Editorial | Notebook: The Elected Bullies

Written By Unknown on Minggu, 29 Desember 2013 | 13.25

There is a certain personality type in politics that the public has come to know all too well. The politician, invariably male, rises to power with a gaudy indifference to manners and derision for all that came before. He is sarcastic and loves to lecture, sneers at special pleaders and whiners, and his caustic energy persuades fed-up voters that he is the one who can finally take a cattle prod to a fat and unresponsive government.

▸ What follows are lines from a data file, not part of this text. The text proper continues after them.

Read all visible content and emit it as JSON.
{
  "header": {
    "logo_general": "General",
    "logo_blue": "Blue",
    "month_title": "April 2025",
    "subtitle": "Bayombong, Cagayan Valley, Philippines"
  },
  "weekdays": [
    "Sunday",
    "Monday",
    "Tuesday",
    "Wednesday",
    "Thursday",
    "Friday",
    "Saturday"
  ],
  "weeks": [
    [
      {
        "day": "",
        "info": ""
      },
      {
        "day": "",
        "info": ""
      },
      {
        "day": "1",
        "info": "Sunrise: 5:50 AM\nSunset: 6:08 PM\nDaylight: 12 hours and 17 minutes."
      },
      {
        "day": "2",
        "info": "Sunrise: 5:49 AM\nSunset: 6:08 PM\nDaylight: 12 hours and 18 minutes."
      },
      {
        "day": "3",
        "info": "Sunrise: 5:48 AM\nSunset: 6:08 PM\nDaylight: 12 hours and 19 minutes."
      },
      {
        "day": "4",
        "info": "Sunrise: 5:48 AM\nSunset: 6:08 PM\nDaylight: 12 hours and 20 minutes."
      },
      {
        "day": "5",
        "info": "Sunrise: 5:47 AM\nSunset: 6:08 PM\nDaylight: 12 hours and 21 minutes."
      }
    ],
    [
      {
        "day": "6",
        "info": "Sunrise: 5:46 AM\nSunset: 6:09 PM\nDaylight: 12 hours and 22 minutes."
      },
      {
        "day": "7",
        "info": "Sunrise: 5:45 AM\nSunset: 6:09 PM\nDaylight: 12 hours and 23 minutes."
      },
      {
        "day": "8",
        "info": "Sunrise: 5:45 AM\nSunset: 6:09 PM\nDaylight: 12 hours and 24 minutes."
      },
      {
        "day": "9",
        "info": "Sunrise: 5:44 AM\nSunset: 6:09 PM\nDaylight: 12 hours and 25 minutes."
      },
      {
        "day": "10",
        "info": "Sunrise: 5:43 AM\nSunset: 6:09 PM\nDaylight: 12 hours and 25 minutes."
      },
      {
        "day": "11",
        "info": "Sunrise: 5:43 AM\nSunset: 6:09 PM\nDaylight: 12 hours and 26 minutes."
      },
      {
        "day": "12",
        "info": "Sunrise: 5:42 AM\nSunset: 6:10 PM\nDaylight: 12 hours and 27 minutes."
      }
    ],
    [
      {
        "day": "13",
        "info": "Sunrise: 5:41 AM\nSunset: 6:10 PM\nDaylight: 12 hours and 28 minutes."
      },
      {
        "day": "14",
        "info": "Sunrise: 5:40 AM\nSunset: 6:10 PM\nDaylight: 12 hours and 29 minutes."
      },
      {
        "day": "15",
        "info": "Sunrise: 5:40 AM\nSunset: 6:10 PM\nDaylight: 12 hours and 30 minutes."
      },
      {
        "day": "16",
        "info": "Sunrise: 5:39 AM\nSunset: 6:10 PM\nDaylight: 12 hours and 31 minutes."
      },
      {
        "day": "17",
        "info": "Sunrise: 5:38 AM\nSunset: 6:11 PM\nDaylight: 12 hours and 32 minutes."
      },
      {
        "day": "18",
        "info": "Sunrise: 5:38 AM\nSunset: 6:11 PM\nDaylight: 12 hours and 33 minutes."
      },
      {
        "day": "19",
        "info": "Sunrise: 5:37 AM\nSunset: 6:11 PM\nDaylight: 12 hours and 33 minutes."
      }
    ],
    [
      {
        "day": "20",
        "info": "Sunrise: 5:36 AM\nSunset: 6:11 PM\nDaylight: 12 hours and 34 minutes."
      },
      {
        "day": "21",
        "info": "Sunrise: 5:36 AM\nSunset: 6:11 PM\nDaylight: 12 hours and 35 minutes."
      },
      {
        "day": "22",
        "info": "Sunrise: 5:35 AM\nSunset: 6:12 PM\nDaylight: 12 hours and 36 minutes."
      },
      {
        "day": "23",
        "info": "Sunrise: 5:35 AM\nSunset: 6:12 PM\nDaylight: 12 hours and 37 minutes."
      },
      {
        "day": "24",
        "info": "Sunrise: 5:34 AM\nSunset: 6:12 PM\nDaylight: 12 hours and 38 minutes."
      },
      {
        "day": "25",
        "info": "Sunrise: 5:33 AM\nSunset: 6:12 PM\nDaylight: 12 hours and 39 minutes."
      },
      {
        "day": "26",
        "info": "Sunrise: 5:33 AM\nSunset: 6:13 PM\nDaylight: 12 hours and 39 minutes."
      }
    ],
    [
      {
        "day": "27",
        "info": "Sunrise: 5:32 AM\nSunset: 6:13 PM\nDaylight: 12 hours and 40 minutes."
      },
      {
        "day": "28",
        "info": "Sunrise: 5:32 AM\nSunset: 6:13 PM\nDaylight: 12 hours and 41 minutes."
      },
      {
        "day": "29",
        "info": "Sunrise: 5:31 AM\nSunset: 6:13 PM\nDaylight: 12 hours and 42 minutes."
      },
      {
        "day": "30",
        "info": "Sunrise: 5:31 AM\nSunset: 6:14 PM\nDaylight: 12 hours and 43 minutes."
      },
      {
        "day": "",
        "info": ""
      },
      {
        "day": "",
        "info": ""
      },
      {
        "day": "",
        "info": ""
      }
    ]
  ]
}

Once in office, however, he begins using that prod more against political enemies than problems of state, wielding his powers to punish critics, skeptics and those of questionable loyalty, while lavishly rewarding supporters. The brashness that seemed fresh and appealing in a debate loses its charm when it becomes the vengeful voice of a city or state, and voters then regret their choice. At least until the next charismatic bully comes along.

Gov. Chris Christie of New Jersey is the most current example. As Kate Zernike of The Times reported last week, he has had aides deliver obscenities to a union official who criticized him on the radio. His administration removed the police protection for one state senator (and former governor) after the senator was seen as too dilatory in approving the governor's nominees. When a Rutgers political scientist serving on the redistricting commission chose a plan favored by Democrats, Mr. Christie defunded two of his programs at the state university. And his associates have recently been accused of deliberately creating traffic jams in Fort Lee, N.J., in an act of vengeance against the city's mayor.

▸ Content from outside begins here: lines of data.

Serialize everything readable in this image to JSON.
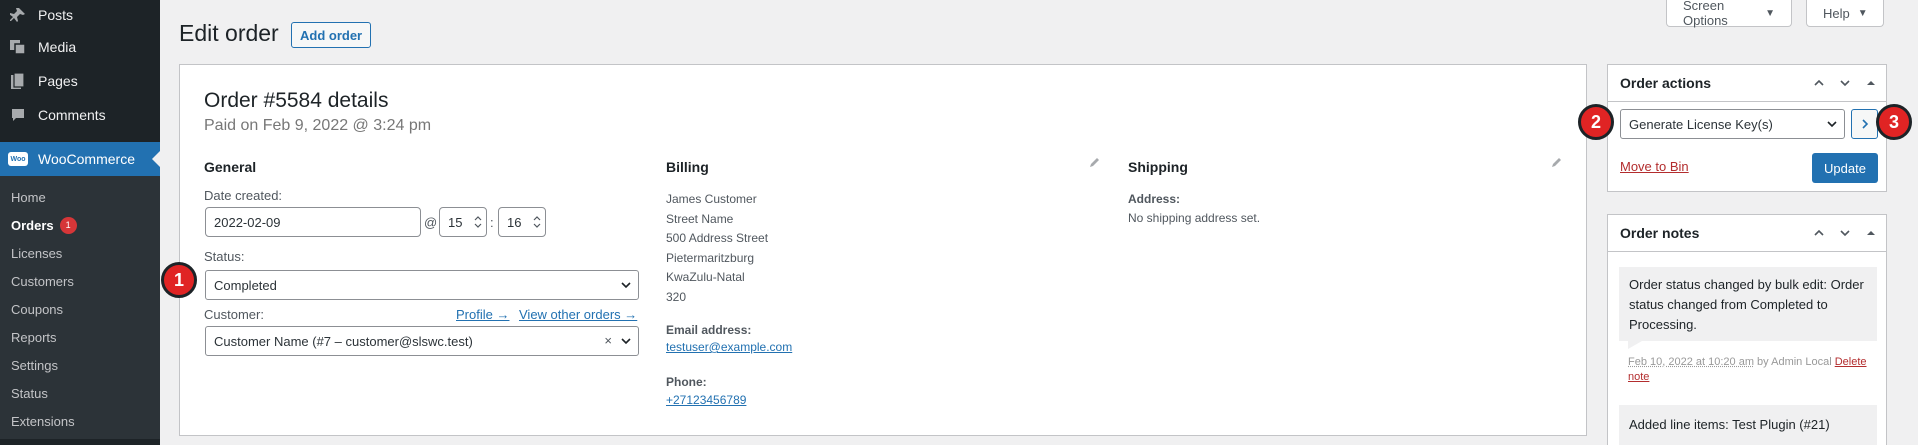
{
  "sidebar": {
    "items": [
      {
        "label": "Posts",
        "icon": "pin-icon"
      },
      {
        "label": "Media",
        "icon": "media-icon"
      },
      {
        "label": "Pages",
        "icon": "pages-icon"
      },
      {
        "label": "Comments",
        "icon": "comments-icon"
      }
    ],
    "woocommerce": {
      "label": "WooCommerce",
      "logo_text": "Woo"
    },
    "submenu": [
      {
        "label": "Home"
      },
      {
        "label": "Orders",
        "badge": "1"
      },
      {
        "label": "Licenses"
      },
      {
        "label": "Customers"
      },
      {
        "label": "Coupons"
      },
      {
        "label": "Reports"
      },
      {
        "label": "Settings"
      },
      {
        "label": "Status"
      },
      {
        "label": "Extensions"
      }
    ]
  },
  "top": {
    "screen_options": "Screen Options",
    "help": "Help"
  },
  "page": {
    "title": "Edit order",
    "add_order": "Add order"
  },
  "order": {
    "heading": "Order #5584 details",
    "paid": "Paid on Feb 9, 2022 @ 3:24 pm",
    "general": {
      "title": "General",
      "date_label": "Date created:",
      "date": "2022-02-09",
      "at": "@",
      "hour": "15",
      "colon": ":",
      "minute": "16",
      "status_label": "Status:",
      "status": "Completed",
      "customer_label": "Customer:",
      "profile_link": "Profile →",
      "view_orders_link": "View other orders →",
      "customer": "Customer Name (#7 – customer@slswc.test)",
      "clear": "×"
    },
    "billing": {
      "title": "Billing",
      "address_lines": [
        "James Customer",
        "Street Name",
        "500 Address Street",
        "Pietermaritzburg",
        "KwaZulu-Natal",
        "320"
      ],
      "email_label": "Email address:",
      "email": "testuser@example.com",
      "phone_label": "Phone:",
      "phone": "+27123456789"
    },
    "shipping": {
      "title": "Shipping",
      "address_label": "Address:",
      "no_address": "No shipping address set."
    }
  },
  "order_actions": {
    "title": "Order actions",
    "selected": "Generate License Key(s)",
    "move_to_bin": "Move to Bin",
    "update": "Update"
  },
  "order_notes": {
    "title": "Order notes",
    "notes": [
      {
        "text": "Order status changed by bulk edit: Order status changed from Completed to Processing.",
        "meta": "Feb 10, 2022 at 10:20 am",
        "by": "by Admin Local",
        "delete": "Delete note"
      },
      {
        "text": "Added line items: Test Plugin (#21)"
      }
    ]
  },
  "markers": [
    "1",
    "2",
    "3"
  ],
  "colors": {
    "accent": "#2271b1",
    "sidebar_bg": "#1d2327",
    "marker": "#e02424",
    "badge": "#d63638"
  }
}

But the archetype goes back many years, as anyone who dared criticize Mayor Rudolph Giuliani in the mid-1990s remembers. I saw it happen repeatedly as City Hall bureau chief for The Times during that period: Mr. Giuliani cut off city money to some immigrant-aid groups and directed it to groups that supported him politically. Then he used the Department of Investigation to go after city employees who might have leaked news of those cuts. He was forced to pay $5 million to Housing Works, an AIDS activist group known for its high-decibel criticism of his administration, after spitefully cutting off its city contracts. He kicked two judges off the criminal court who were appointed by his Democratic predecessors, and put someone on who had close ties to his allies. And his budget director, Joseph Lhota, tried to pressure city bond underwriters not to buy tickets to the annual fund-raising dinner of the Citizens Budget Commission, a civic fixture that was often critical of Mr. Giuliani's budgets, as it has been of budgets in virtually every mayoral administration.

The personality type is by no means restricted to Republicans. Former Gov. Eliot Spitzer of New York demonstrated similar tendencies, harassing and insulting Republican critics, believing he could get away with anything until hubris helped lead to his fall.

These tactics invariably come to light, and they always have the same effect: exposing a once-powerful politician as petty, defensive and weak.